Tony Cal Bishop Jr. (born July 16, 1989) is an American-born Panamanian professional basketball player who last played for the Vaqueros de Bayamón of the Baloncesto Superior Nacional (BSN). He played college basketball for Texas State University.

==Professional career==
Bishop went undrafted in the 2011 NBA draft. On September 16, 2011, he signed a one-year deal with the Aalborg Vikings of the Danish Basketball League.

On September 4, 2012, Bishop signed a one-year deal with BC Nevėžis of the Lithuanian Basketball League.

On November 1, 2013, Bishop was selected by the Rio Grande Valley Vipers in the second round of the 2013 NBA Development League Draft. On November 2, 2014, he was reacquired by the Vipers.
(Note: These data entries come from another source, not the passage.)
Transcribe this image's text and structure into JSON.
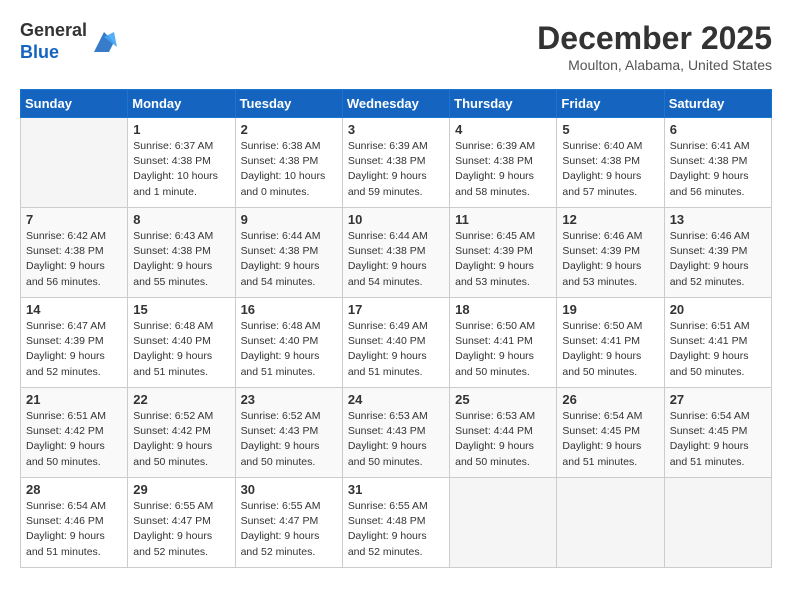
{
  "header": {
    "logo_general": "General",
    "logo_blue": "Blue",
    "month_title": "December 2025",
    "location": "Moulton, Alabama, United States"
  },
  "days_of_week": [
    "Sunday",
    "Monday",
    "Tuesday",
    "Wednesday",
    "Thursday",
    "Friday",
    "Saturday"
  ],
  "weeks": [
    [
      {
        "day": "",
        "content": ""
      },
      {
        "day": "1",
        "content": "Sunrise: 6:37 AM\nSunset: 4:38 PM\nDaylight: 10 hours\nand 1 minute."
      },
      {
        "day": "2",
        "content": "Sunrise: 6:38 AM\nSunset: 4:38 PM\nDaylight: 10 hours\nand 0 minutes."
      },
      {
        "day": "3",
        "content": "Sunrise: 6:39 AM\nSunset: 4:38 PM\nDaylight: 9 hours\nand 59 minutes."
      },
      {
        "day": "4",
        "content": "Sunrise: 6:39 AM\nSunset: 4:38 PM\nDaylight: 9 hours\nand 58 minutes."
      },
      {
        "day": "5",
        "content": "Sunrise: 6:40 AM\nSunset: 4:38 PM\nDaylight: 9 hours\nand 57 minutes."
      },
      {
        "day": "6",
        "content": "Sunrise: 6:41 AM\nSunset: 4:38 PM\nDaylight: 9 hours\nand 56 minutes."
      }
    ],
    [
      {
        "day": "7",
        "content": "Sunrise: 6:42 AM\nSunset: 4:38 PM\nDaylight: 9 hours\nand 56 minutes."
      },
      {
        "day": "8",
        "content": "Sunrise: 6:43 AM\nSunset: 4:38 PM\nDaylight: 9 hours\nand 55 minutes."
      },
      {
        "day": "9",
        "content": "Sunrise: 6:44 AM\nSunset: 4:38 PM\nDaylight: 9 hours\nand 54 minutes."
      },
      {
        "day": "10",
        "content": "Sunrise: 6:44 AM\nSunset: 4:38 PM\nDaylight: 9 hours\nand 54 minutes."
      },
      {
        "day": "11",
        "content": "Sunrise: 6:45 AM\nSunset: 4:39 PM\nDaylight: 9 hours\nand 53 minutes."
      },
      {
        "day": "12",
        "content": "Sunrise: 6:46 AM\nSunset: 4:39 PM\nDaylight: 9 hours\nand 53 minutes."
      },
      {
        "day": "13",
        "content": "Sunrise: 6:46 AM\nSunset: 4:39 PM\nDaylight: 9 hours\nand 52 minutes."
      }
    ],
    [
      {
        "day": "14",
        "content": "Sunrise: 6:47 AM\nSunset: 4:39 PM\nDaylight: 9 hours\nand 52 minutes."
      },
      {
        "day": "15",
        "content": "Sunrise: 6:48 AM\nSunset: 4:40 PM\nDaylight: 9 hours\nand 51 minutes."
      },
      {
        "day": "16",
        "content": "Sunrise: 6:48 AM\nSunset: 4:40 PM\nDaylight: 9 hours\nand 51 minutes."
      },
      {
        "day": "17",
        "content": "Sunrise: 6:49 AM\nSunset: 4:40 PM\nDaylight: 9 hours\nand 51 minutes."
      },
      {
        "day": "18",
        "content": "Sunrise: 6:50 AM\nSunset: 4:41 PM\nDaylight: 9 hours\nand 50 minutes."
      },
      {
        "day": "19",
        "content": "Sunrise: 6:50 AM\nSunset: 4:41 PM\nDaylight: 9 hours\nand 50 minutes."
      },
      {
        "day": "20",
        "content": "Sunrise: 6:51 AM\nSunset: 4:41 PM\nDaylight: 9 hours\nand 50 minutes."
      }
    ],
    [
      {
        "day": "21",
        "content": "Sunrise: 6:51 AM\nSunset: 4:42 PM\nDaylight: 9 hours\nand 50 minutes."
      },
      {
        "day": "22",
        "content": "Sunrise: 6:52 AM\nSunset: 4:42 PM\nDaylight: 9 hours\nand 50 minutes."
      },
      {
        "day": "23",
        "content": "Sunrise: 6:52 AM\nSunset: 4:43 PM\nDaylight: 9 hours\nand 50 minutes."
      },
      {
        "day": "24",
        "content": "Sunrise: 6:53 AM\nSunset: 4:43 PM\nDaylight: 9 hours\nand 50 minutes."
      },
      {
        "day": "25",
        "content": "Sunrise: 6:53 AM\nSunset: 4:44 PM\nDaylight: 9 hours\nand 50 minutes."
      },
      {
        "day": "26",
        "content": "Sunrise: 6:54 AM\nSunset: 4:45 PM\nDaylight: 9 hours\nand 51 minutes."
      },
      {
        "day": "27",
        "content": "Sunrise: 6:54 AM\nSunset: 4:45 PM\nDaylight: 9 hours\nand 51 minutes."
      }
    ],
    [
      {
        "day": "28",
        "content": "Sunrise: 6:54 AM\nSunset: 4:46 PM\nDaylight: 9 hours\nand 51 minutes."
      },
      {
        "day": "29",
        "content": "Sunrise: 6:55 AM\nSunset: 4:47 PM\nDaylight: 9 hours\nand 52 minutes."
      },
      {
        "day": "30",
        "content": "Sunrise: 6:55 AM\nSunset: 4:47 PM\nDaylight: 9 hours\nand 52 minutes."
      },
      {
        "day": "31",
        "content": "Sunrise: 6:55 AM\nSunset: 4:48 PM\nDaylight: 9 hours\nand 52 minutes."
      },
      {
        "day": "",
        "content": ""
      },
      {
        "day": "",
        "content": ""
      },
      {
        "day": "",
        "content": ""
      }
    ]
  ]
}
In April 2015, after the end of the 2014–15 D-League season, he signed with Atléticos de San Germán of Puerto Rico for the rest of the 2015 BSN season.

On July 22, 2015, he signed with Eisbären Bremerhaven of the Basketball Bundesliga. On January 21, 2016, he parted ways with Bremerhaven. Five days later, he signed with the Atléticos de San Germán, returning for a second stint.

Bishop joined the Meralco Bolts of the Philippine Basketball Association in November 2021 as the team's import or foreign player for the 2021 PBA Governors' Cup. On December 22, he scored 36 points in a 83–80 victory over against the TNT Tropang Giga.

On September 30, 2022, Bishop signed with the Taichung Suns of the T1 League. On January 13, 2023, Taichung Suns terminated Bishop's contract.

In October 2023, Bishop returned to the Philippines, this time signing with the Barangay Ginebra San Miguel as the team's import for the 2023–24 PBA Commissioner's Cup.

On March 12, 2024, Bishop signed with Vaqueros de Bayamón, but was waived the next month after four games. On April 15, he re-signed with the Atléticos de San Germán.